- Owner: Scouts Australia
- Country: Australia

= Scouting and Guiding in the Northern Territory =

Scouting and Guiding in the Northern Territory is predominantly represented by the branches of Scouts Australia and Girl Guides Australia covering the Northern Territory.

==History==
The 1st Darwin Scout Group in Darwin was registered in 1928 under the command of Captain Len Samut. At that time it was registered with The Boy Scouts Association New South Wales Branch, but its registration passed to the association's Queensland Branch in 1929. The first group registered in Alice Springs was in 1936, but there are suggestions that Scouting had been operating there since 1923. The first Group to be formed in Tennant Creek was in 1941, and the first group to be formed in Katherine was in 1957, giving Scouting a presence in the main Territory towns. Registration passed from The Boy Scouts Association's Queensland Branch to its South Australian Branch in 1955. At that time, Scouting had not fully recovered from the Second World War and only two troops, 2nd Darwin and 1st Alice Springs, were recorded as operating.

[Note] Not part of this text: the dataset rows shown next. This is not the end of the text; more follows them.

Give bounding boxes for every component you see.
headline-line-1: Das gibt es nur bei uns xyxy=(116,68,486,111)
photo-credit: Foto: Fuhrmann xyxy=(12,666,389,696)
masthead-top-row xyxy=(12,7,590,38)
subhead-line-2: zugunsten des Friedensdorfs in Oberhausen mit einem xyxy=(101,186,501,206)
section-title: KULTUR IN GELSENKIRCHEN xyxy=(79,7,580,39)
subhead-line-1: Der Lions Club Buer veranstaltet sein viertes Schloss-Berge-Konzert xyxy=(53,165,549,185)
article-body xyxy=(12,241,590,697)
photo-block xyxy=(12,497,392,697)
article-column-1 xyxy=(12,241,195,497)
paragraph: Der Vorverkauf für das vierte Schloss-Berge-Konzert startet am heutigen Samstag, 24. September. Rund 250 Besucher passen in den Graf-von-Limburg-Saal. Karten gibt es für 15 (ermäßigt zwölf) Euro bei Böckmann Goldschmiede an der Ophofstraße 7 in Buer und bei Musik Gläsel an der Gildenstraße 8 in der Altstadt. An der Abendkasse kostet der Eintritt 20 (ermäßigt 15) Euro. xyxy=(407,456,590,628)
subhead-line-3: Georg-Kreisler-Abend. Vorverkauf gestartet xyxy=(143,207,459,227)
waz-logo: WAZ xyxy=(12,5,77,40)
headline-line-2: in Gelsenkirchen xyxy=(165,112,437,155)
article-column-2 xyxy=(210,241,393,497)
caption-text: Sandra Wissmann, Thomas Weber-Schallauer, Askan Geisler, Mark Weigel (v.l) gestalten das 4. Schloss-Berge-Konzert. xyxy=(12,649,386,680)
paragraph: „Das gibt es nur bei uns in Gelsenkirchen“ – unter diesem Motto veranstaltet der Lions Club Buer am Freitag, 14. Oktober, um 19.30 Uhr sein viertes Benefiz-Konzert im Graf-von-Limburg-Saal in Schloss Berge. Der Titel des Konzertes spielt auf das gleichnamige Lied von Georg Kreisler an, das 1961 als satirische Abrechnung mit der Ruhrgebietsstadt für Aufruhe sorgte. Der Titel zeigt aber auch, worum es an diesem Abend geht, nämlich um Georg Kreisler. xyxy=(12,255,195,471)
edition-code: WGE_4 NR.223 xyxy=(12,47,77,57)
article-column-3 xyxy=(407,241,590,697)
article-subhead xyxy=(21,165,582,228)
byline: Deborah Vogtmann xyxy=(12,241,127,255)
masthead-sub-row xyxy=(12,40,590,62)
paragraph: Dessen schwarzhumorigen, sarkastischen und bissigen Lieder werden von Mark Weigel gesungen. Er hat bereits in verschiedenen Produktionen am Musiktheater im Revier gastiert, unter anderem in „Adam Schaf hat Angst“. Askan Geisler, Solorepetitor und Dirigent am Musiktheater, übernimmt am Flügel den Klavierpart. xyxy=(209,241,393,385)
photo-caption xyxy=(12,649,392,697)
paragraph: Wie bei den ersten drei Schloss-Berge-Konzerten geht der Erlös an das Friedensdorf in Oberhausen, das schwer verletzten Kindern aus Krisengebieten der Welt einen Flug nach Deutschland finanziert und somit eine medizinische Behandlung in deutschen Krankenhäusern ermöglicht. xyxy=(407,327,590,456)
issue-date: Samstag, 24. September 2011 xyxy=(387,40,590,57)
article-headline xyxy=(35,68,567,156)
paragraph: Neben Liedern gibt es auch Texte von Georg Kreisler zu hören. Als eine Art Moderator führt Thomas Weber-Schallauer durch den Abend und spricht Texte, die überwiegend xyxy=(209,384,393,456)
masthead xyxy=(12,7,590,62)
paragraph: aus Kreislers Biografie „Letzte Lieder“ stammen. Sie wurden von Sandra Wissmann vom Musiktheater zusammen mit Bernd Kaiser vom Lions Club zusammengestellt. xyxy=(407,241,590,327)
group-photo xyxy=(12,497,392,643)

Details with a photograph in the Chinese-Australian Historical Images in Australia (CHIA) database state that the 1st Scout Troop finished in 1931 and that the 2nd Darwin Scout Troop was established by Jo Ruddict in 1938.

The Scout Association of Australia formed a Northern Territory Area in 1973. On 1 April 1989, The Scout Association of Australia, Northern Territory Branch was formed. Commodore Eric Johnston, then Administrator of the NT became Chief Scout of the NT Branch and was sworn in by Asche, then Chief Justice of the Northern Territory. Successive Administrators of the Northern Territory have been Chief Scouts of the NT Branch.

==Current provision==
===Scouts===
There were 12 Scout Groups in 2013, includes those in Darwin (Darwin Sea Scouts) and its northern suburbs (Alawa and Sanderson), Berrimah, Palmerston, Howard Springs, Humpty Doo, Batchelor, Katherine, Nhulunbuy, Groote Eylandt, Alice Springs., All affiliated to Scouts Australia. There is a campsite maintained by the branch at Woorabinda at Howard Spring Nature Reserve. The previous campsite at Darwin River was returned to Crown Land in 2013 as it was unable to be maintained after bushfires in 2000. The Chief Commissioner is Nichole Vincent.

===Girl Guides===
Girl Guides Australia's Territory Office is in Parap, Darwin. There were 7 Guide units in 2008 and 15 Guide Units in 2013 in the Territory including units in Darwin, Palmerston/Litchfield, Katherine, Tennant Creek and Alice Springs. The State Commissioner is Linda Durran.